Ken Blackwell is Senior Fellow for Human Rights and Constitutional Governance at Family Research Council. This article appeared on Breitbart.com on February 11, 2021.
Rep. Jamie Raskin (D-MD) is dead wrong when he says that former President Donald Trump can be impeached for political speech that is protected by the First Amendment, and it speaks volumes about this unconstitutional sham of a Senate impeachment trial.
The Democrat House impeachment managers concluded their arguments regarding the former president on Thursday. Knowing the main points the Trump team’s arguments are about to make to the Senate, lead manager Raskin included in his remarks that even if Trump’s words on January 6 were protected by the First Amendment, he can still be impeached and convicted for them.
This is an outrage that would have been unthinkable just a few short years ago. I have already opined on why trying the impeachment of a former president is unconstitutional and what advice I would give Trump.
But Raskin took this sham to a new low of unconstitutionality when he argued that there is no First Amendment defense against impeachment. Actually, the Constitution is a 100 percent defense against impeachment. That goes to the heart of what impeachment is about.
The Constitution says that a president can be impeached only for high crimes and misdemeanors. And each senator takes an oath at an impeachment trial that the senator “will do impartial justice according to the Constitution and laws.”
The First Amendment is part of the Constitution, which is the Supreme Law of the Land. So anything protected by the First Amendment cannot be any sort of crime because it supersedes criminal laws, and therefore any senator sworn to follow the Constitution in this trial cannot consider anything protected by a constitutional right to be criminal grounds for impeachment and conviction.

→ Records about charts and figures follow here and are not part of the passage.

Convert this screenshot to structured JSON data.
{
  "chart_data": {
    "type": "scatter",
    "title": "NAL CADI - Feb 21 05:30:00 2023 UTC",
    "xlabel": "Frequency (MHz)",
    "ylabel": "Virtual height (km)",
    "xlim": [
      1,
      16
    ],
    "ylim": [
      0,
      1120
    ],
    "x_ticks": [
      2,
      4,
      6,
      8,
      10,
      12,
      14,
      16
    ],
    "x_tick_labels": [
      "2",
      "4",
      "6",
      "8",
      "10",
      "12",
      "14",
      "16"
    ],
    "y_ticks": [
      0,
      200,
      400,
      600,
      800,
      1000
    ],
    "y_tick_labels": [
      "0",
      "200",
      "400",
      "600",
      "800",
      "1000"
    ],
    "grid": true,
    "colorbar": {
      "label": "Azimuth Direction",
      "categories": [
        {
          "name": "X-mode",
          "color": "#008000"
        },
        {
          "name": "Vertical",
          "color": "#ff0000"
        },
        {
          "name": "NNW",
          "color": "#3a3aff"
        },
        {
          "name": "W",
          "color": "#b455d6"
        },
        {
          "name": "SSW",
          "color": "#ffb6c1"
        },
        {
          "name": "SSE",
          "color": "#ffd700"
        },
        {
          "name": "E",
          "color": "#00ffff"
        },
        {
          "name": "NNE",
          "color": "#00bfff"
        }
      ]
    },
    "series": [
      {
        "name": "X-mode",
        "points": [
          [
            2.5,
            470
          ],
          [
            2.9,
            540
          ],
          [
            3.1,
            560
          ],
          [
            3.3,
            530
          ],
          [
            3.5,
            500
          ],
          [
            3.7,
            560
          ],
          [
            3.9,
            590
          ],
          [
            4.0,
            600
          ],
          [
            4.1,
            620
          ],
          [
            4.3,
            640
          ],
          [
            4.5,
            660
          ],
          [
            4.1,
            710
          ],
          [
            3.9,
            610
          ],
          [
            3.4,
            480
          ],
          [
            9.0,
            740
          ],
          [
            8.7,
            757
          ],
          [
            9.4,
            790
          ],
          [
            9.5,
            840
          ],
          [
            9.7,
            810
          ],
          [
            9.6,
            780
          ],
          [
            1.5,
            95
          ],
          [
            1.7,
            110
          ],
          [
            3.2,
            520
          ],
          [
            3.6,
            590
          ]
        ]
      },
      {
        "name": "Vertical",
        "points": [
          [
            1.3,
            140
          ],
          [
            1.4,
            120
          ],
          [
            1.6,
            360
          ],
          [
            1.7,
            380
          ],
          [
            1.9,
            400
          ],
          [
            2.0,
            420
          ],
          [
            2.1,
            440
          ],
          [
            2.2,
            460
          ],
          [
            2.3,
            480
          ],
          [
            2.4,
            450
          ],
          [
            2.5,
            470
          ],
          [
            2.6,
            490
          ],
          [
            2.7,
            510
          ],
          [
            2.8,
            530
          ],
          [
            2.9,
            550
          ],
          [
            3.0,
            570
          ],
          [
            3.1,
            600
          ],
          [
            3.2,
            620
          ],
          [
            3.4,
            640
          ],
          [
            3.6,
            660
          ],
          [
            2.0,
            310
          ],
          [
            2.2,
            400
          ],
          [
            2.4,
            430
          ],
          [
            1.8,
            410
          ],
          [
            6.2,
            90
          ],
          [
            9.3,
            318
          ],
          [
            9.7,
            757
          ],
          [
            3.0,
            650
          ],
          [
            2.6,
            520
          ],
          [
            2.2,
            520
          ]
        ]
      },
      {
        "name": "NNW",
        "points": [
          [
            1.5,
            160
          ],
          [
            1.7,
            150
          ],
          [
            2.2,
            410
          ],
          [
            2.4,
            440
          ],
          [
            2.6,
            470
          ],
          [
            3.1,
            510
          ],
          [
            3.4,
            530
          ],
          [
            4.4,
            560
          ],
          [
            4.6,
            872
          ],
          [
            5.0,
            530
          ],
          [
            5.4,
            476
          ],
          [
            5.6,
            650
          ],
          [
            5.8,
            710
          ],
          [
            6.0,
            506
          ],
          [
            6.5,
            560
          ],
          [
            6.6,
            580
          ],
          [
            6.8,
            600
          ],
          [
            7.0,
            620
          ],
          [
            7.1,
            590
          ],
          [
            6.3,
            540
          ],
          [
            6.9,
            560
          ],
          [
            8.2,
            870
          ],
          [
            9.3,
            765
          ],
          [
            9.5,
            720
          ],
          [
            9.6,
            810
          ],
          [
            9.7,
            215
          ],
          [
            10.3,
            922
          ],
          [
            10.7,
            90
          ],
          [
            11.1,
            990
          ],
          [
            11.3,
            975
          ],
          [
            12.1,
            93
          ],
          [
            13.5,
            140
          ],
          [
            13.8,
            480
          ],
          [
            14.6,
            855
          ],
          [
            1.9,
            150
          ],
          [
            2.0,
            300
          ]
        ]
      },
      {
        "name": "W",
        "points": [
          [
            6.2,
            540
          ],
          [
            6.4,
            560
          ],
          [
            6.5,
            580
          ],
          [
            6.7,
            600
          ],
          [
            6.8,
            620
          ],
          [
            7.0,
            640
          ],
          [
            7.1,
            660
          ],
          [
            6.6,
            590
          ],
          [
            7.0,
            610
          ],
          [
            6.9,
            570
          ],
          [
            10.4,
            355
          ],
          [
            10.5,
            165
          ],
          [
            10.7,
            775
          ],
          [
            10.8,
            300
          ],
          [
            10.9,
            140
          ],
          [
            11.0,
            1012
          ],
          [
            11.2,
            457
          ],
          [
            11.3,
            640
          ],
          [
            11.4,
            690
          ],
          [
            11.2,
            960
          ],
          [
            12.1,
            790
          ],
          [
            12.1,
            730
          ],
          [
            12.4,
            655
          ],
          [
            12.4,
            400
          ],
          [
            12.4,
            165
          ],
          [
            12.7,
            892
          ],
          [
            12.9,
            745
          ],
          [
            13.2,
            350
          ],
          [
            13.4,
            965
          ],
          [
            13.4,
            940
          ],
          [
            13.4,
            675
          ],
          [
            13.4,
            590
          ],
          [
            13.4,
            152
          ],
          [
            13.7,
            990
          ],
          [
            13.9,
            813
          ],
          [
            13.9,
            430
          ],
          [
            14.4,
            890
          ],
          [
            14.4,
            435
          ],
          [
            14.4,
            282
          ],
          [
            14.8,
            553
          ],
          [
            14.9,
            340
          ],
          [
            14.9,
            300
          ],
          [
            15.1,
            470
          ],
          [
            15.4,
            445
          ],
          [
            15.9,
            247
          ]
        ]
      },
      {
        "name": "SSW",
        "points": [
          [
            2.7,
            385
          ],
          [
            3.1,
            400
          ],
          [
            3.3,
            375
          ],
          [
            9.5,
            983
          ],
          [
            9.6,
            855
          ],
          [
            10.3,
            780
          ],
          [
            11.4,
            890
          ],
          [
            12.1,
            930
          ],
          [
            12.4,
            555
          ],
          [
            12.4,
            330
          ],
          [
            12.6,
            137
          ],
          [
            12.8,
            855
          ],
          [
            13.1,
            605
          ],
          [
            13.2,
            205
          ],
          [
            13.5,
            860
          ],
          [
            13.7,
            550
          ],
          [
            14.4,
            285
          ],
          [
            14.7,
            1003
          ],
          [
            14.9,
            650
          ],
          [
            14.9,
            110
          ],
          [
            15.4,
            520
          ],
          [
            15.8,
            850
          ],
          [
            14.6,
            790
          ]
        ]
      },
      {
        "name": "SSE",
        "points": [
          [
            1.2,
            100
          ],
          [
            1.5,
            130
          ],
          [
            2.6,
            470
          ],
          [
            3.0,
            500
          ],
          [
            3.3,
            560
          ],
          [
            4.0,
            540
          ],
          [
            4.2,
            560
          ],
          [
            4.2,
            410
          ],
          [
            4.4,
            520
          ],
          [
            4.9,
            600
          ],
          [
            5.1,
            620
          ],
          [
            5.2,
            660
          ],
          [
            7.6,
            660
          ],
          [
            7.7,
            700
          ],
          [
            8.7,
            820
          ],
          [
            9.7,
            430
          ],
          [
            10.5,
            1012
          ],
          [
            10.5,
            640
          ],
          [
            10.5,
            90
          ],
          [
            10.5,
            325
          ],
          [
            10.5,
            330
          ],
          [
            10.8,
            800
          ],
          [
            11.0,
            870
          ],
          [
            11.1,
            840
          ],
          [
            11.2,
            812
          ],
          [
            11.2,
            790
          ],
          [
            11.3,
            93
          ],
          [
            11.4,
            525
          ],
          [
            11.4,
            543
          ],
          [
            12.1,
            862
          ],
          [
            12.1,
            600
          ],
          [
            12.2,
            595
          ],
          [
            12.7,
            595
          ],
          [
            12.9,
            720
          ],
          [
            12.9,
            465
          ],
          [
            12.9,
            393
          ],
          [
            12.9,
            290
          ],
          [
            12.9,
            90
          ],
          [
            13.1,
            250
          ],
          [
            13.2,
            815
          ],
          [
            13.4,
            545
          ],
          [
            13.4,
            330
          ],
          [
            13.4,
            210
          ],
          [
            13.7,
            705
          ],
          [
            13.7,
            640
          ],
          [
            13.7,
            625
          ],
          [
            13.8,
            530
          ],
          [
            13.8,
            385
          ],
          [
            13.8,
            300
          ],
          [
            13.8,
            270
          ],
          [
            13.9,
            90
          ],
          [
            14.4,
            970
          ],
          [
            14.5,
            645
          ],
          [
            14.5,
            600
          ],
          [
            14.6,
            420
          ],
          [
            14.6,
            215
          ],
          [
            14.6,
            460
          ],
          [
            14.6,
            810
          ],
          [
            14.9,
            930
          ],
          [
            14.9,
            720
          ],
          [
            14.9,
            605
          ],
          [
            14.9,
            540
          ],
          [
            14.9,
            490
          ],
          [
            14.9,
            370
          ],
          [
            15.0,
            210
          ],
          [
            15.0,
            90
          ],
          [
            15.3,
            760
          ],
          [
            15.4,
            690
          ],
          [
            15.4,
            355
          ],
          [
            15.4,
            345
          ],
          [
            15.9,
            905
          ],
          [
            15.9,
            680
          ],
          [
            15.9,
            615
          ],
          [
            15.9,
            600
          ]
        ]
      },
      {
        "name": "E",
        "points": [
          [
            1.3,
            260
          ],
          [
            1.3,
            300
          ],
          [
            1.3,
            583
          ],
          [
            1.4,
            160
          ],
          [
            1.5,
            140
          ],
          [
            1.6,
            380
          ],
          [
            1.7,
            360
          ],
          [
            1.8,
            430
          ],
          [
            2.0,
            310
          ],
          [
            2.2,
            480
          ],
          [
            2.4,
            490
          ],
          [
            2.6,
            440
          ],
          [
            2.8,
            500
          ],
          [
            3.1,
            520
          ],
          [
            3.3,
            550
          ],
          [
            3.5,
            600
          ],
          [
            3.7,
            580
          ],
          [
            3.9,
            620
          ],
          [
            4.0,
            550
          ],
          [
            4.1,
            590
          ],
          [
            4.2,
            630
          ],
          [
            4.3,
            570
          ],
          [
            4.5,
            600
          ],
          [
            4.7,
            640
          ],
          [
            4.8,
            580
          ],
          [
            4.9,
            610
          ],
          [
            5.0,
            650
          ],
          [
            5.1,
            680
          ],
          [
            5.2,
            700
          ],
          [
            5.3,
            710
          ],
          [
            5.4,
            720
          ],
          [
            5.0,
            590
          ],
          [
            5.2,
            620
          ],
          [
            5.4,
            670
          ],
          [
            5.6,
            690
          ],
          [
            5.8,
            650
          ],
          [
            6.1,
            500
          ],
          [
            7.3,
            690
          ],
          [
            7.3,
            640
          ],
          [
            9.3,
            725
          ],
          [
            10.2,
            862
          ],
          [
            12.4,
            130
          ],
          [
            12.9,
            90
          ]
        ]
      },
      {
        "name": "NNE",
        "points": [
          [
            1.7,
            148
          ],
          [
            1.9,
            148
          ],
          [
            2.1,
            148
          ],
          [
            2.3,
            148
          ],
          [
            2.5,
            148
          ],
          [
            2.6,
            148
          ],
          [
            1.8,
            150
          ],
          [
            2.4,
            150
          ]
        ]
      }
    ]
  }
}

Not all speech is protected by the First Amendment. A person cannot commit perjury by lying under oath, or impersonate a federal police officer, or lie on a tax return. Those are all crimes. The famous example is that you cannot falsely shout “Fire!” in a crowded theatre.
But that is not what Raskin said. He did not say that you cannot claim constitutional protection for criminal speech. Everyone knows that, and in fact former President Bill Clinton was impeached for perjury when he lied under oath.
Instead Raskin said that the First Amendment cannot be a defense. That is absurd. Not all speech is protected by the First Amendment, but speech that is constitutionally protected must by definition not be any sort of criminal speech. If so, then a person saying it has exercised a constitutional right, and thus not committed a high crime or misdemeanor, and therefore cannot be impeached for it.
Just imagine where Raskin’s reasoning would take this country. If a president is a faithful Roman Catholic, devout Southern Baptist, or Orthodox Jew, whose faith teaches that marriage is between one man and one woman, and that sex is defined by biology rather than the gender a person chooses to identify with, that could run afoul of antidiscrimination laws. The correct response is that such beliefs are protected by the Free Speech Clause and Free Exercise Clause of the Constitution’s First Amendment, which trumps federal and state antidiscrimination laws, and therefore are perfectly legal.
But under Raskin’s view of impeachment, such a president could be removed from office for being an active part of that church or temple because they cannot assert any part of the First Amendment as justifying their words or actions.
You could make similar arguments for public officials who exercise their Second Amendment right to bear arms, or their Fourteenth Amendment rights to travel to another state (like, for example, Florida – which seems to be controversial these days). There could be legal arguments made against those officials, who could assert those constitutional rights as protecting their actions. But if the First Amendment is not a defense against impeachment, neither is it a defense of the rights guaranteed by another constitutional amendment.
Raskin can try to argue that Trump’s words fit into one of those narrow categories of speech that are not protected by the First Amendment, and therefore can be illegal speech. But he cannot argue that a public official doing something that is protected by a constitutional right can somehow also be a crime that can get them removed from office.
The events of January 6 were terrible, and those who broke the law must be held accountable. But to claim that truth as a justification for saying that even the First Amendment cannot stand in the way of Democrats’ vengeance against a former Republican president is a dangerous claim, and provides yet another reason for the Senate to acquit.